Writing an IO Processor Plugin¶
IO Processor plugins implement the IOProcessor interface:
IOProcessorInput = TypeVar("IOProcessorInput")
IOProcessorOutput = TypeVar("IOProcessorOutput")
class IOProcessor(ABC, Generic[IOProcessorInput, IOProcessorOutput]):
    def __init__(self, vllm_config: VllmConfig):
        self.vllm_config = vllm_config
    @abstractmethod
    def pre_process(
        self,
        prompt: IOProcessorInput,
        request_id: str | None = None,
        **kwargs,
    ) -> PromptType | Sequence[PromptType]:
        raise NotImplementedError
    async def pre_process_async(
        self,
        prompt: IOProcessorInput,
        request_id: str | None = None,
        **kwargs,
    ) -> PromptType | Sequence[PromptType]:
        return self.pre_process(prompt, request_id, **kwargs)
    @abstractmethod
    def post_process(
        self,
        model_output: Sequence[PoolingRequestOutput],
        request_id: str | None = None,
        **kwargs,
    ) -> IOProcessorOutput:
        raise NotImplementedError
    async def post_process_async(
        self,
        model_output: AsyncGenerator[tuple[int, PoolingRequestOutput]],
        request_id: str | None = None,
        **kwargs,
    ) -> IOProcessorOutput:
        collected_output = [item async for i, item in model_output]

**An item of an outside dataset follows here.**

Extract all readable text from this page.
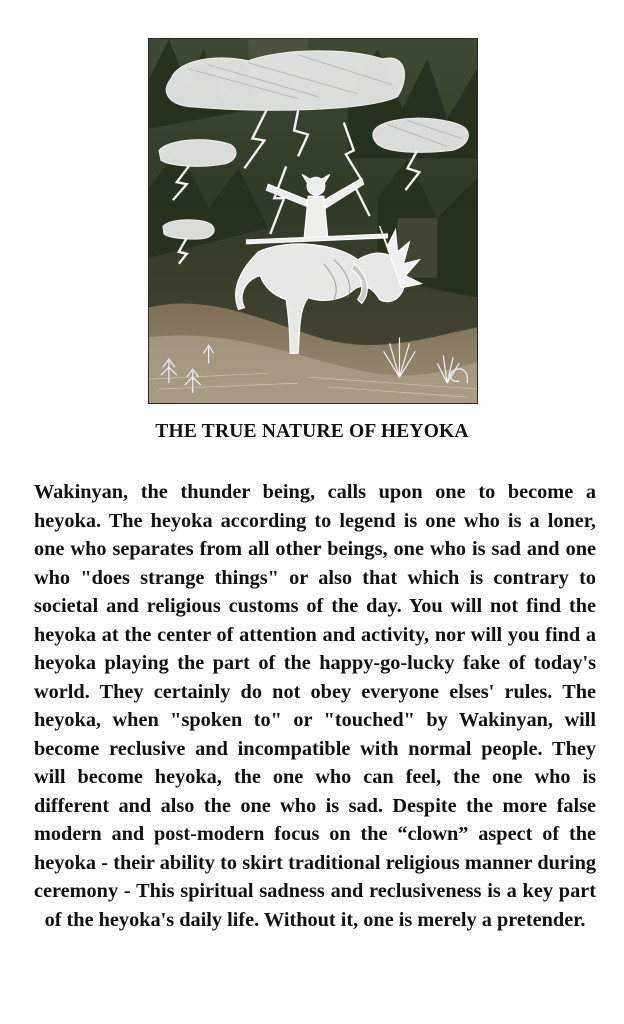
THE TRUE NATURE OF HEYOKA

Wakinyan, the thunder being, calls upon one to become a heyoka. The heyoka according to legend is one who is a loner, one who separates from all other beings, one who is sad and one who "does strange things" or also that which is contrary to societal and religious customs of the day. You will not find the heyoka at the center of attention and activity, nor will you find a heyoka playing the part of the happy-go-lucky fake of today's world. They certainly do not obey everyone elses' rules. The heyoka, when "spoken to" or "touched" by Wakinyan, will become reclusive and incompatible with normal people. They will become heyoka, the one who can feel, the one who is different and also the one who is sad. Despite the more false modern and post-modern focus on the “clown” aspect of the heyoka - their ability to skirt traditional religious manner during ceremony - This spiritual sadness and reclusiveness is a key part of the heyoka's daily life. Without it, one is merely a pretender.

        return self.post_process(collected_output, request_id, **kwargs)
    @abstractmethod
    def parse_request(self, request: Any) -> IOProcessorInput:
        raise NotImplementedError
    @abstractmethod
    def output_to_response(
        self, plugin_output: IOProcessorOutput
    ) -> IOProcessorResponse:
        raise NotImplementedError
The parse_request method is used for validating the user prompt and converting it into the input expected by the pre_process/pre_process_async methods. The pre_process* methods take the validated plugin input to generate vLLM's model prompts for regular inference. The post_process* methods take PoolingRequestOutput objects as input and generate a custom plugin output.
The output_to_response method is used only for online serving and converts the plugin output to the IOProcessorResponse type that is then returned by the API Server. The implementation of the /pooling serving endpoint is available here  vllm/entrypoints/openai/serving_pooling.py.

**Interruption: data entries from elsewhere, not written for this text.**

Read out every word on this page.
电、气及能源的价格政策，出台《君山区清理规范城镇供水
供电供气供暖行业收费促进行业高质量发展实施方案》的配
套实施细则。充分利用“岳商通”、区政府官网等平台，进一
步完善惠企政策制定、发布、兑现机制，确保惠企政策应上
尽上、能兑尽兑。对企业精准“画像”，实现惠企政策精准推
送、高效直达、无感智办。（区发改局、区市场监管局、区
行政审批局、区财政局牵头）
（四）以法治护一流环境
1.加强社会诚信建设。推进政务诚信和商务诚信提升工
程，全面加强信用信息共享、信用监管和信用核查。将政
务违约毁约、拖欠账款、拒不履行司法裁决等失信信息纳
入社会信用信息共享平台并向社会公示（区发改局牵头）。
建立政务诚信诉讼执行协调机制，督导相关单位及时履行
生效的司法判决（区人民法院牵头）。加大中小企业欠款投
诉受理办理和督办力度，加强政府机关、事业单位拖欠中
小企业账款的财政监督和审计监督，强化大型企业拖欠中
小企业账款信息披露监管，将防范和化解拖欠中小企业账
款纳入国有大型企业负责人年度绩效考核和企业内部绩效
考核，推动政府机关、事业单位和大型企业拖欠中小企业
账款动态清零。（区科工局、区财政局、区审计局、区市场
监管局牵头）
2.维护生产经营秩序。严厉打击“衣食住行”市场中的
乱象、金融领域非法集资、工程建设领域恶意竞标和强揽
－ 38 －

An example implementation of a plugin that enables generating geotiff images with the PrithviGeospatialMAE model is available here. Please, also refer to our online ( examples/online_serving/prithvi_geospatial_mae.py) and offline ( examples/offline_inference/prithvi_geospatial_mae_io_processor.py) inference examples.
Using an IO Processor plugin¶
IO Processor plugins are loaded at engine startup and there are two methods for specifying the name of the plugin to be loaded:
- Via vLLM's EngineArgs: setting theio_processor_pluginargument in theEngineArgsused to initialize theAsyncLLM. The same can be achieved by passing theio_processor_pluginargument toLLMin offline mode, or by passing the--io-processor-pluginargument in serving mode.
- Via the model HF configuration: adding an io_processor_pluginfield to the model config (config.json).
The order also determines method priority. i.e., setting the plugin name via EngineArgs will override any plugin name specified in the model HF config (config.json).